Scheuer: Differenzierte Bilanz zur Rolle der Kirche in Pandemie
Eine differenzierte Bilanz zur Rolle der Kirche während der Pandemie hat Bischof Manfred Scheuer gezogen. "Dass sich unser liturgisches Leben so radikal eingeschränkt hat, haben uns viele nicht verziehen", sagte der Linzer Bischof den "Oberösterreichischen Nachrichten" (Freitag-Ausgabe). Er bleibe aber dabei: "Sich in einer Pandemie zu schützen, bedeutet noch immer, sich vor der Krankheit zu schützen und nicht vor den Maßnahmen."
Vom Rückgang der Gottesdienstbesucher in den vergangenen Pandemie-Monaten habe sich die Kirche bislang nicht erholt, räumte Scheuer ein. "Ich kann nicht einfach sagen: Jetzt sind wir wieder viele." Sonntagsroutinen der Menschen hätten sich geändert und es sei unklar, ob und wie rasch sich das zurückbildet. Andererseits hätten sich während der Lockdowns neue Formate eingespielt, verwies der Bischof auf regelmäßige TV-Gottesdienste und Internet-Streams aus Kirchen. Auch den ORF-Hörfunkgottesdienst feiern jeden Sonntag rund 700.000 Menschen mit, erinnerte Scheuer: "Das ist nicht nichts."
Während sich die Kirche etwa aus Sicht so mancher Impfgegner in der Pandemie zu deutlich positionierte, gab es von anderen Kritik, dass die Kirche in der Pandemie zu wenig im öffentlichen Diskurs präsent sei. Letzteres rückte der Linzer Bischof im OÖN-Gespräch zurecht: "Es haben nicht alle hingehört, wenn wir etwas zu sagen gehabt haben", betonte Scheuer zur Rolle der Kirche in der Pandemie.
Er plädiere generell dafür, beide Seiten zu betrachten. "Die Pandemie ist nur mit Wissenschaft zu bewältigen.
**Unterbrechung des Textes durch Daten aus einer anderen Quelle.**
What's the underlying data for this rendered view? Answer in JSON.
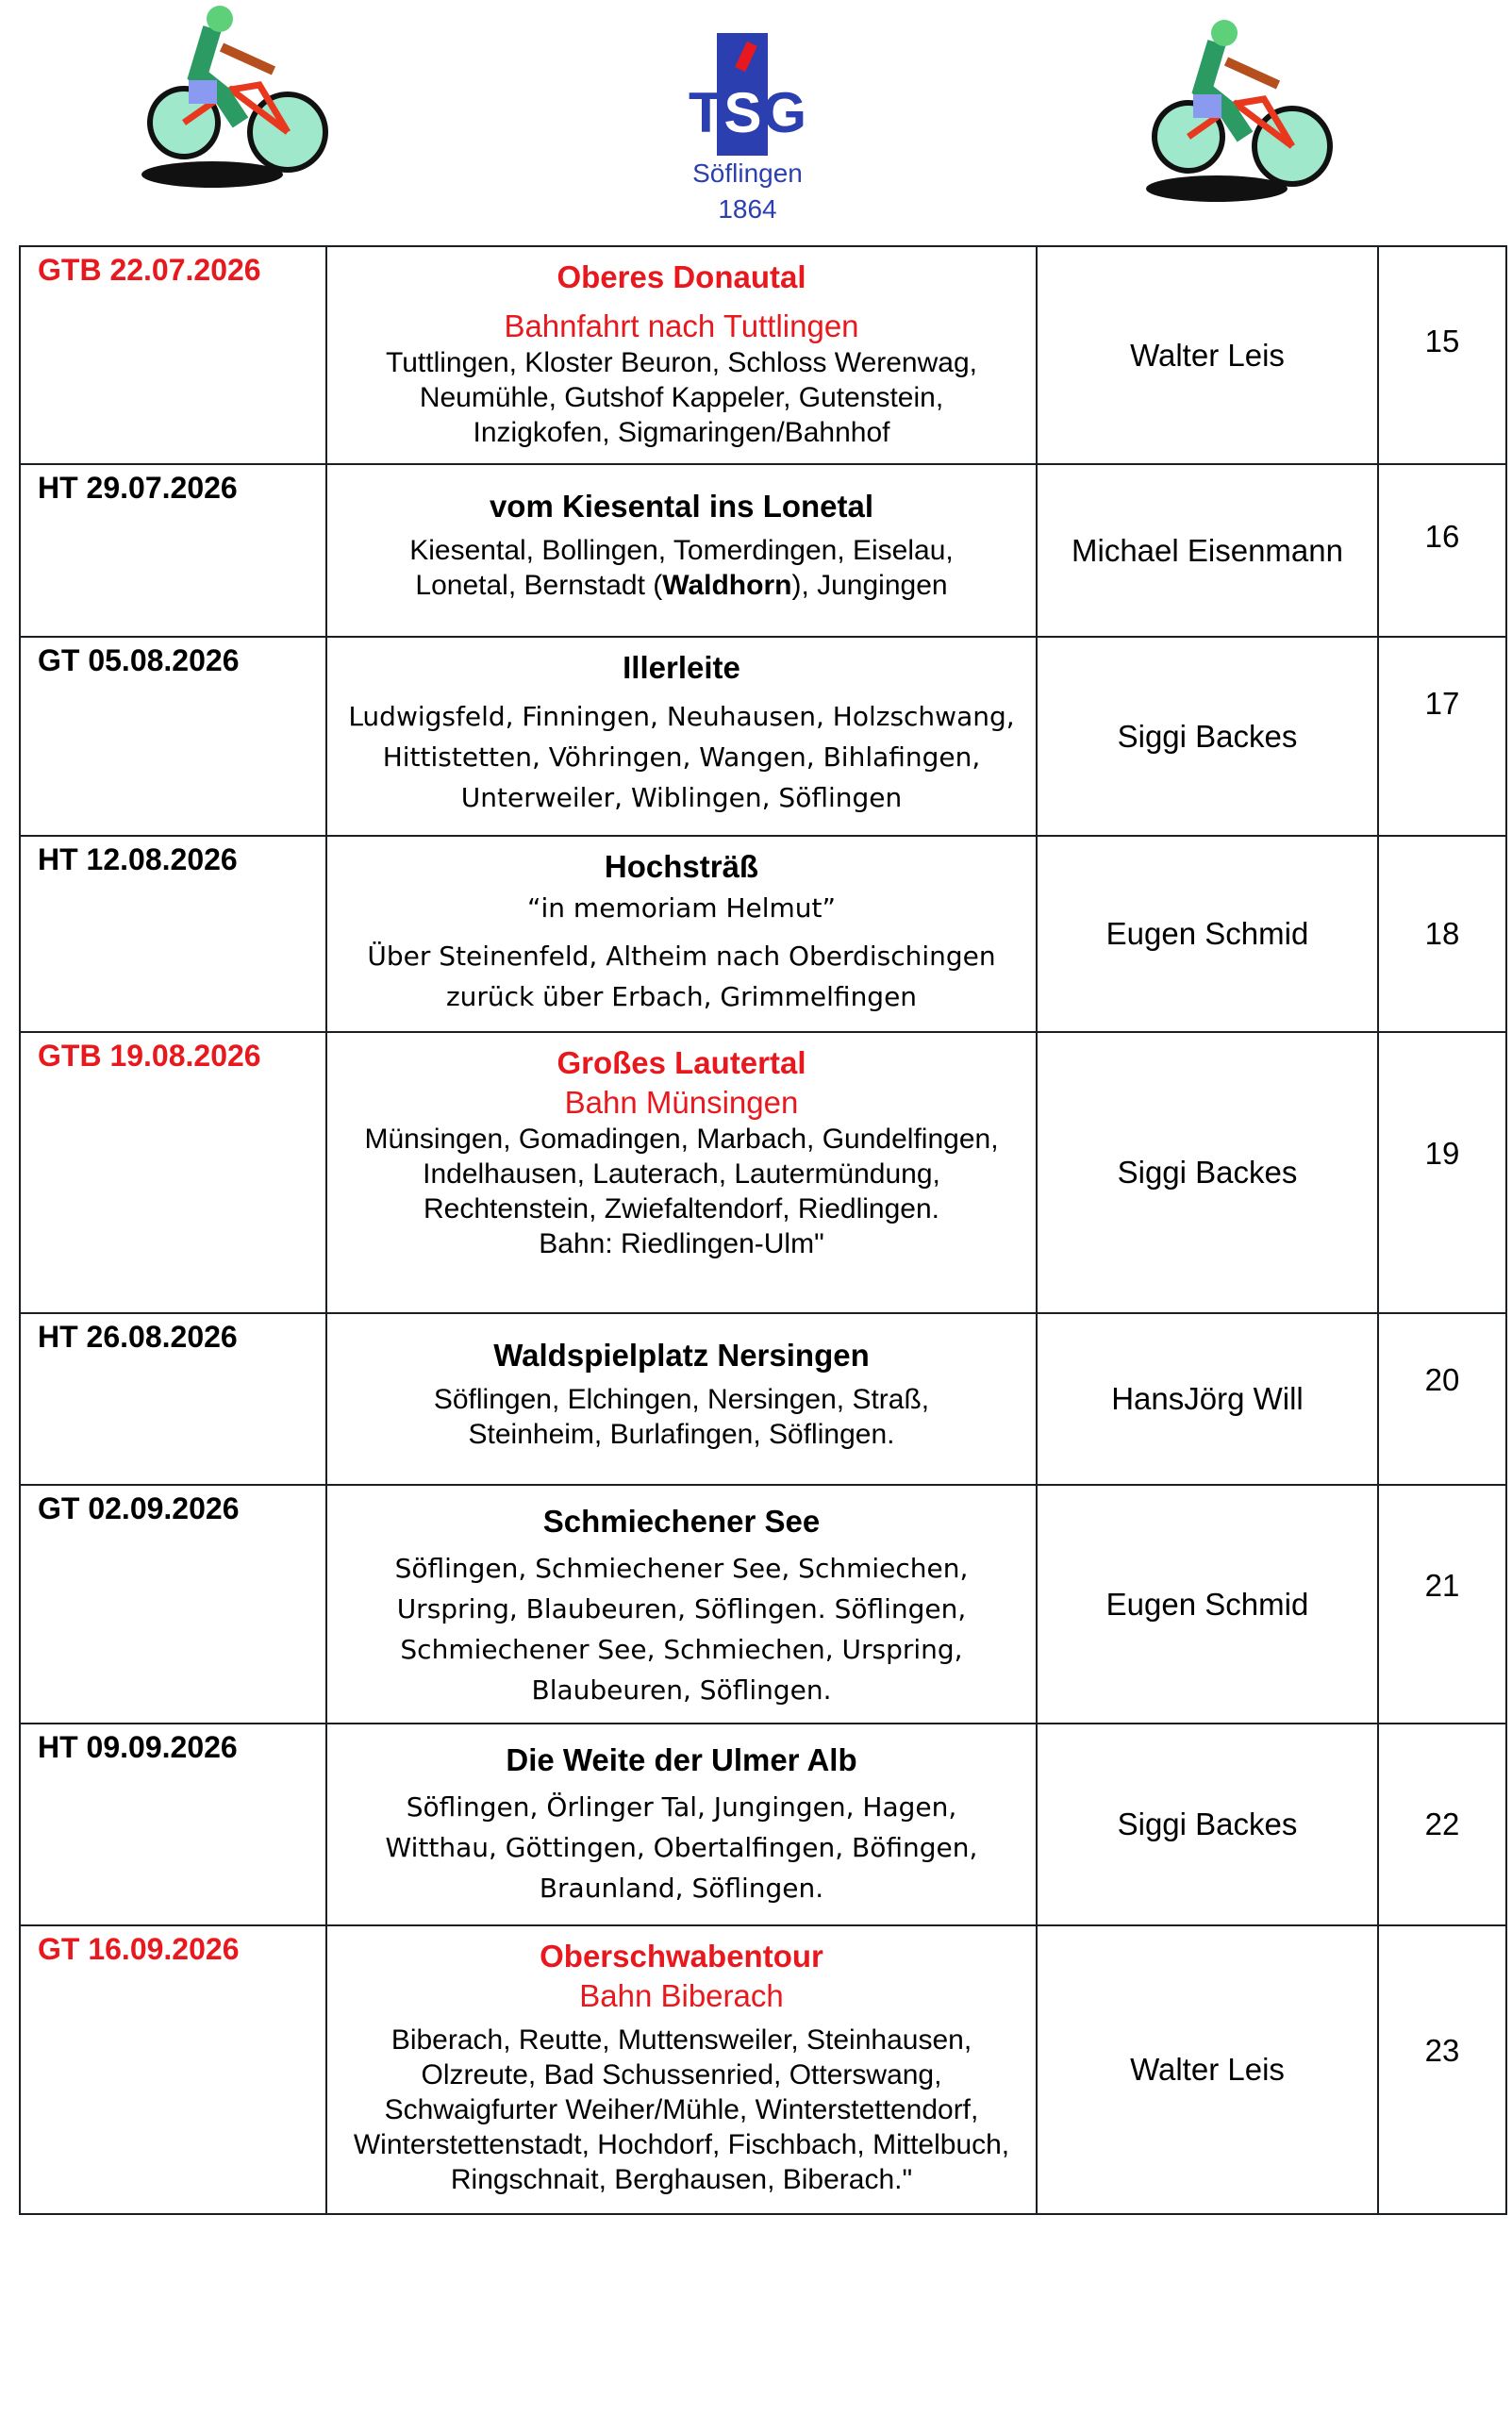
{
  "header": {
    "logo_letters": "TSG",
    "logo_place": "Söflingen",
    "logo_year": "1864",
    "left_icon": "cyclist-icon",
    "right_icon": "cyclist-icon"
  },
  "colors": {
    "highlight": "#e8191e",
    "logo_blue": "#2b3fb0"
  },
  "tours": [
    {
      "date": "GTB 22.07.2026",
      "red": true,
      "title": "Oberes Donautal",
      "subtitle": "Bahnfahrt nach Tuttlingen",
      "route": "Tuttlingen, Kloster Beuron, Schloss Werenwag, Neumühle, Gutshof Kappeler, Gutenstein, Inzigkofen, Sigmaringen/Bahnhof",
      "leader": "Walter Leis",
      "number": "15"
    },
    {
      "date": "HT 29.07.2026",
      "red": false,
      "title": "vom Kiesental ins Lonetal",
      "route_pre": "Kiesental, Bollingen, Tomerdingen, Eiselau, Lonetal, Bernstadt (",
      "route_bold": "Waldhorn",
      "route_post": "), Jungingen",
      "leader": "Michael Eisenmann",
      "number": "16"
    },
    {
      "date": "GT 05.08.2026",
      "red": false,
      "title": "Illerleite",
      "route": "Ludwigsfeld, Finningen, Neuhausen, Holzschwang, Hittistetten, Vöhringen, Wangen, Bihlafingen, Unterweiler, Wiblingen, Söflingen",
      "leader": "Siggi Backes",
      "number": "17"
    },
    {
      "date": "HT 12.08.2026",
      "red": false,
      "title": "Hochsträß",
      "subtitle": "“in memoriam Helmut”",
      "route": "Über Steinenfeld, Altheim nach Oberdischingen zurück über Erbach, Grimmelfingen",
      "leader": "Eugen Schmid",
      "number": "18"
    },
    {
      "date": "GTB 19.08.2026",
      "red": true,
      "title": "Großes Lautertal",
      "subtitle": "Bahn Münsingen",
      "route": "Münsingen, Gomadingen, Marbach, Gundelfingen, Indelhausen, Lauterach, Lautermündung, Rechtenstein, Zwiefaltendorf, Riedlingen.",
      "route2": "Bahn: Riedlingen-Ulm\"",
      "leader": "Siggi Backes",
      "number": "19"
    },
    {
      "date": "HT 26.08.2026",
      "red": false,
      "title": "Waldspielplatz Nersingen",
      "route": "Söflingen, Elchingen, Nersingen, Straß, Steinheim, Burlafingen, Söflingen.",
      "leader": "HansJörg Will",
      "number": "20"
    },
    {
      "date": "GT 02.09.2026",
      "red": false,
      "title": "Schmiechener See",
      "route": "Söflingen, Schmiechener See, Schmiechen, Urspring, Blaubeuren, Söflingen. Söflingen, Schmiechener See, Schmiechen, Urspring, Blaubeuren, Söflingen.",
      "leader": "Eugen Schmid",
      "number": "21"
    },
    {
      "date": "HT 09.09.2026",
      "red": false,
      "title": "Die Weite der Ulmer Alb",
      "route": "Söflingen, Örlinger Tal, Jungingen, Hagen, Witthau, Göttingen, Obertalfingen, Böfingen, Braunland, Söflingen.",
      "leader": "Siggi Backes",
      "number": "22"
    },
    {
      "date": "GT 16.09.2026",
      "red": true,
      "title": "Oberschwabentour",
      "subtitle": "Bahn Biberach",
      "route": "Biberach, Reutte, Muttensweiler, Steinhausen, Olzreute, Bad Schussenried, Otterswang, Schwaigfurter Weiher/Mühle, Winterstettendorf, Winterstettenstadt, Hochdorf, Fischbach, Mittelbuch, Ringschnait, Berghausen, Biberach.\"",
      "leader": "Walter Leis",
      "number": "23"
    }
  ]
}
Aber zu Beginn war die Wissenschaft Kult", zitierte die Zeitung den Bischof. Auf Nachfrage äußerte sich Scheuer auch zum Thema "Esoterik". Diese sei "ein riesengroßer Markt" geworden und habe "Gefühle zum Geschäft gemacht", so der Bischof. Kirche habe vielleicht bei ihren Reformen die Sehnsüchte der Menschen nach Natur und Brauch zu wenig mitgenommen, zeigte er sich nachdenklich.
Missbrauch "eine offene Wunde"
In der Frage der kirchlichen Missbrauchsfälle, die Deutschland aktuell massiv beschäftigen, betonte Bischof Scheuer laut OÖN die Unterschiede in der Herangehensweise. Österreich sei weltweit das erste Land gewesen, in dem solche Fälle öffentlich geworden sind. "Seither ist einiges geschehen. Ich hoffe, dass wir daraus lernen. Ich kann bedauern, ich kann mich schämen, ich kann zuhören, aber keine Lebensgeschichten rückgängig machen." Das bleibe daher "eine offene Wunde".
"Da werden auch noch andere Rechnungen beglichen", sagte Scheuer zur Kritik am emeritierten Papst Benedikt XVI. im Zusammenhang mit dem Münchner Missbrauchsgutachten. Benedikt sei "kein bescheidener Theologe", so Scheuer: "Sein Urteil über die deutsche Theologie haben viele auch als verletzend empfunden."